Dei disastri e di altre lacrime

Non c’è differenza tra Francois, Simone, Aylan e Mustafà.

Vite spezzati, bambini dai destini incrociati, sorrisi e speranze spenti per sempre.

Per colpa di un attentato terroristico in Francia, per colpa di un terremoto devastante a Amatrice, a causa di un naufragio nel Mediterraneo, per via di un bombardamento aereo in Siria. La violenza e la barbarie dell’uomo, la sua incapacità di garantire la sicurezza contro gli eventi naturali, la sua brama di potere e ricchezza, l’ottusità nel non riuscire a prevedere cause e effetti, reazioni di segno uguale e contrario. Facile pontificare, semplice analizzare stando comodamente seduti davanti a una telecamera, facile fino a quando la tragedia non ti colpisce, non ti tocca da vicino. In questo maledetto tempo fatto di disastri e drammi collettivi e individuali, spesso non si riesce a cogliere e decodificare l’orrore comune che invero ci costringe a fare i conti con una realtà che ha poco di casuale e ineluttabile. Neppure quando si tratta di un terremoto come quello che ha devastato il centro Italia. E che, nel 2016, ha fatto gli stessi danni e mietuto le stesse vittime di quello che nel 1600 aveva colpito quei medesimi territori. Quattro secoli durante i quali l’umanità si è evoluta, ha ottenuto grandi scoperte in tutti i campi della medicina, della scienza, della tecnologia, della sicurezza. Quattrocento e passa anni durante i quali si è continuato a morire come se nulla si potesse fare, come se alluvioni e terremoti fossero da ascrivere a punizioni divine o segnali trascendentali.

Nella tragedia immane, questo è forse uno degli aspetti più inquietanti. Perché diventa necessario per poterci autoassolvere pensare che le cause siano esterne, perché è fondamentale individuare un colpevole o dei responsabili (fossero pure entità ultraterrene) verso i quali scaricare sensi di colpa e pseudo crisi di coscienze. Per certi versi, molto più consolante se il terremoto venisse rivendicato dall’Isis, per lo meno chi è preposto al controllo idrogeologico del territorio potrebbe pilatescamente lavarsene le mani.

Qual è il denominatore comune, il filo di morte che unisce quei bambini? Francois, Simone, Aylan, Mustafà? E’ l’insipienza, il cinismo, l’egoismo, l’assuefazione al fuorviante concetto di destino. La malasorte di essere governati da dinamiche perverse figlie di personaggi inadeguati. Chi si ricorda più del disastro ferroviario di un mese fa in Puglia? Che provvedimenti sono stati assunti? Nella logica del frullatore mediatico, esiste una frattura netta tra queste classi dirigenti e i cittadini: tra chi sarà pronto a non ricercare soluzioni, incapace come al solito di qualsiasi scatto di iniziativa costruttiva in fatto di prevenzione, e chi animato da principi di solidarietà e umano sentimento di collaborazione, darà il suo prezioso personale contributo. Volontari che scavano tra le macerie, che accolgono i profughi, che alleviano le sofferenze degli immigrati, che contrastano il terrorismo spacciato per religioso con i principi di multietnicità e convivenza civile. Ergendosi a esempio di moralità, a regola di comportamento, a emblema di disinteressata fratellanza.

Non riesco a non commuovermi assistendo inerme alla sistematica e cadenzata distruzione di vite umane. Non riesco a sopportare il peso della vista del corpo esanime di un bambino. Non ce la faccio. Perché sarebbe potuto capitare a me, a noi. Perché Francois, Simone, Aylan e Mustafà sono miei figli e miei fratelli. E nel terribile gioco di questa roulette russa, nessuno è immune, nessuno può sentirsi estraneo.

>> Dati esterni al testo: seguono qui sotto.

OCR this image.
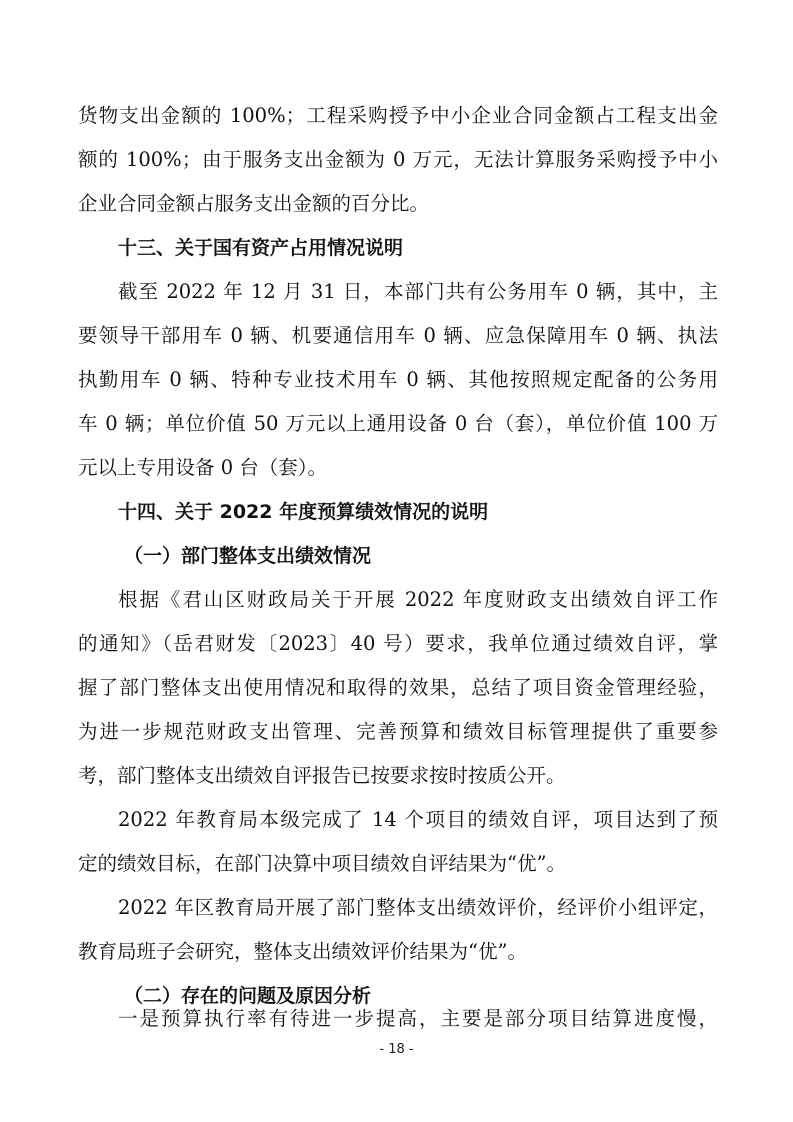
货物支出金额的 100%；工程采购授予中小企业合同金额占工程支出金
额的 100%；由于服务支出金额为 0 万元，无法计算服务采购授予中小
企业合同金额占服务支出金额的百分比。
十三、关于国有资产占用情况说明
截至 2022 年 12 月 31 日，本部门共有公务用车 0 辆，其中，主
要领导干部用车 0 辆、机要通信用车 0 辆、应急保障用车 0 辆、执法
执勤用车 0 辆、特种专业技术用车 0 辆、其他按照规定配备的公务用
车 0 辆；单位价值 50 万元以上通用设备 0 台（套），单位价值 100 万
元以上专用设备 0 台（套）。
十四、关于 2022 年度预算绩效情况的说明
（一）部门整体支出绩效情况
根据《君山区财政局关于开展 2022 年度财政支出绩效自评工作
的通知》（岳君财发〔2023〕40 号）要求，我单位通过绩效自评，掌
握了部门整体支出使用情况和取得的效果，总结了项目资金管理经验，
为进一步规范财政支出管理、完善预算和绩效目标管理提供了重要参
考，部门整体支出绩效自评报告已按要求按时按质公开。
2022 年教育局本级完成了 14 个项目的绩效自评，项目达到了预
定的绩效目标，在部门决算中项目绩效自评结果为“优”。
2022 年区教育局开展了部门整体支出绩效评价，经评价小组评定，
教育局班子会研究，整体支出绩效评价结果为“优”。
（二）存在的问题及原因分析
一是预算执行率有待进一步提高，主要是部分项目结算进度慢，
- 18 -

Avanti il prossimo, fino a un’altra bomba, a un altro massacro, a un terremoto o un’alluvione. Con l’amara certezza, come soleva ripetere Gabriel Garcia Marquez, che terremoti e alluvioni sono come il Fondo Monetario Internazionale: colpiscono sempre i più poveri.

Tutto è acre e salato, come il sapore delle lacrime.